Тройка мечей — страница 4 из 81

Полин Гриффин, чьи советы и поддержка помогли появиться этой истории


Эсткарпом, последним бастионом Древних во времена их заката, правили Мудрые, колдуньи, обладавшие Силой – наследием своих предков. Страна оказалась зажатой между двумя врагами, новыми народами – Ализоном на севере и Карстеном на юге. На востоке лежала таинственная земля, закрытая Силой от жителей Эсткарпа, для защиты от древнего Зла. Потом из-за южного моря пришли кольдеры; они захватывали умы людей и при помощи странных машин создавали армии живых мертвецов. Они явились сюда через Ворота и твердо вознамерились править миром. Кольдеры люто ненавидели колдуний – потому что не могли одолеть их умы своими машинами.

Они захватили Горм и город сулькарцев, мореходов и давних союзников Эсткарпа. В Карстене они сделали герцога Ивиана живым мертвецом и подчинили его. И они двинулись на Эсткарп, чтобы раздавить его, как орех меж двух камней.

А потом из иного пространства и времени пришел Саймон Трегарт и поклялся колдуньям в верности. Вместе с Корисом, изгнанным из Горма, колдуньей Джелитой и Лоисой из Верлена (обрученной с герцогом Ивианом, которого она никогда не видела) Трегарт энергично принялся за дело и воодушевил страну.

Кольдеров вышвырнули обратно через Ворота, и Саймон с Джелитой запечатали их (Джелита вышла за Саймона, вопреки обычаям своего народа и потому потеряла благосклонность колдуний – но не свой Дар). А потом, поскольку герцог Ивиан умер, не оставив наследников, в Карстене вспыхнула война.

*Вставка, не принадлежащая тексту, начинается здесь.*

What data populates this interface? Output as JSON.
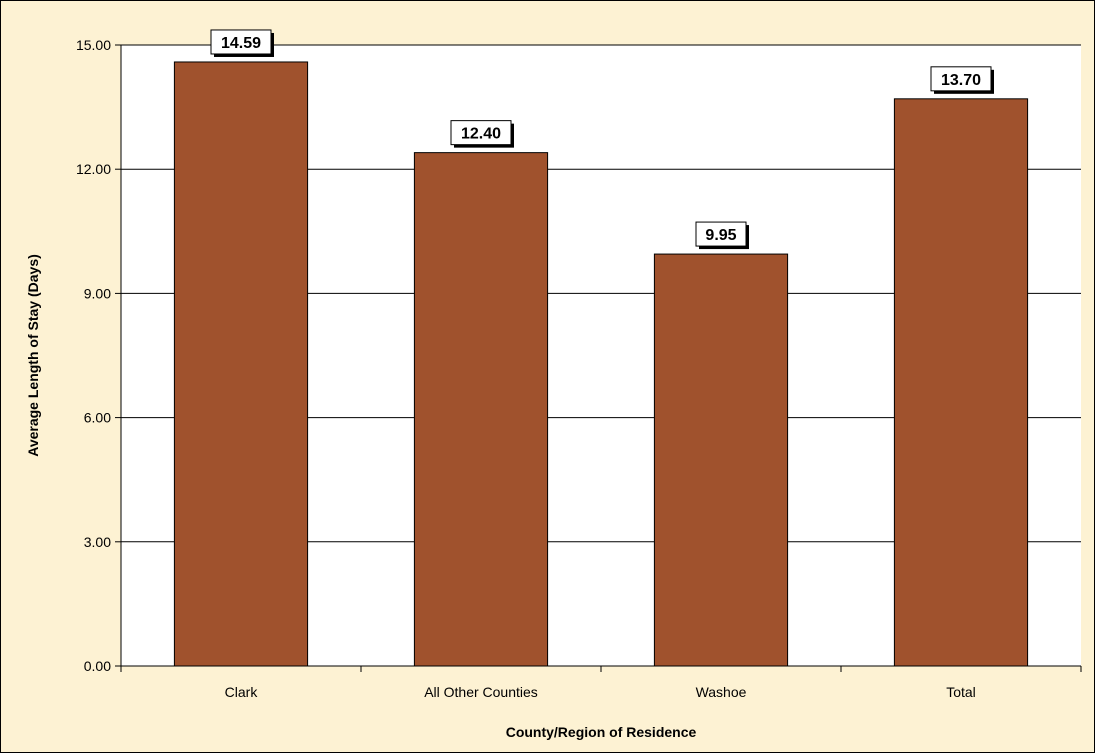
{
  "chart_data": {
    "type": "bar",
    "title": "",
    "categories": [
      "Clark",
      "All Other Counties",
      "Washoe",
      "Total"
    ],
    "values": [
      14.59,
      12.4,
      9.95,
      13.7
    ],
    "data_labels": [
      "14.59",
      "12.40",
      "9.95",
      "13.70"
    ],
    "xlabel": "County/Region of Residence",
    "ylabel": "Average Length of Stay (Days)",
    "ylim": [
      0,
      15
    ],
    "yticks": [
      0,
      3,
      6,
      9,
      12,
      15
    ],
    "ytick_labels": [
      "0.00",
      "3.00",
      "6.00",
      "9.00",
      "12.00",
      "15.00"
    ],
    "grid": true,
    "legend": "none"
  },
  "colors": {
    "bar": "#a0522d",
    "chart_background": "#fdf2d3",
    "plot_background": "#ffffff",
    "gridline": "#000000"
  }
}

Когда Ивиан был еще жив, он по приказу кольдеров изгнал или объявил вне закона всех людей Древней расы, проживавших в герцогстве. Началась резня, повсюду творились ужасы, но некоторым удалось бежать на север, в Эсткарп, к дальней родне. Они пошли под руку Саймона, стали Стражами Границ и вместе с сокольниками охраняли перевалы.

Потом появился некий «новый человек» по имени Пагар и объединил враждующих лордов Карстена, поставив перед ними общую цель: вторжение в Эсткарп. У Эсткарпа было слишком мало войск, чтобы отбить нападение. Чтобы спасти страну, колдуньи собрали все силы и однажды ночью нанесли удар по самой земле, искорежив ее и ввергнув в хаос, перекроив даже горы. Это деяние стало известно под именем Преображение. Множество колдуний умерли оттого, что отдали слишком много магических сил, а немногие выжившие лишились большей части своего Дара, но Пагар и его армия были уничтожены.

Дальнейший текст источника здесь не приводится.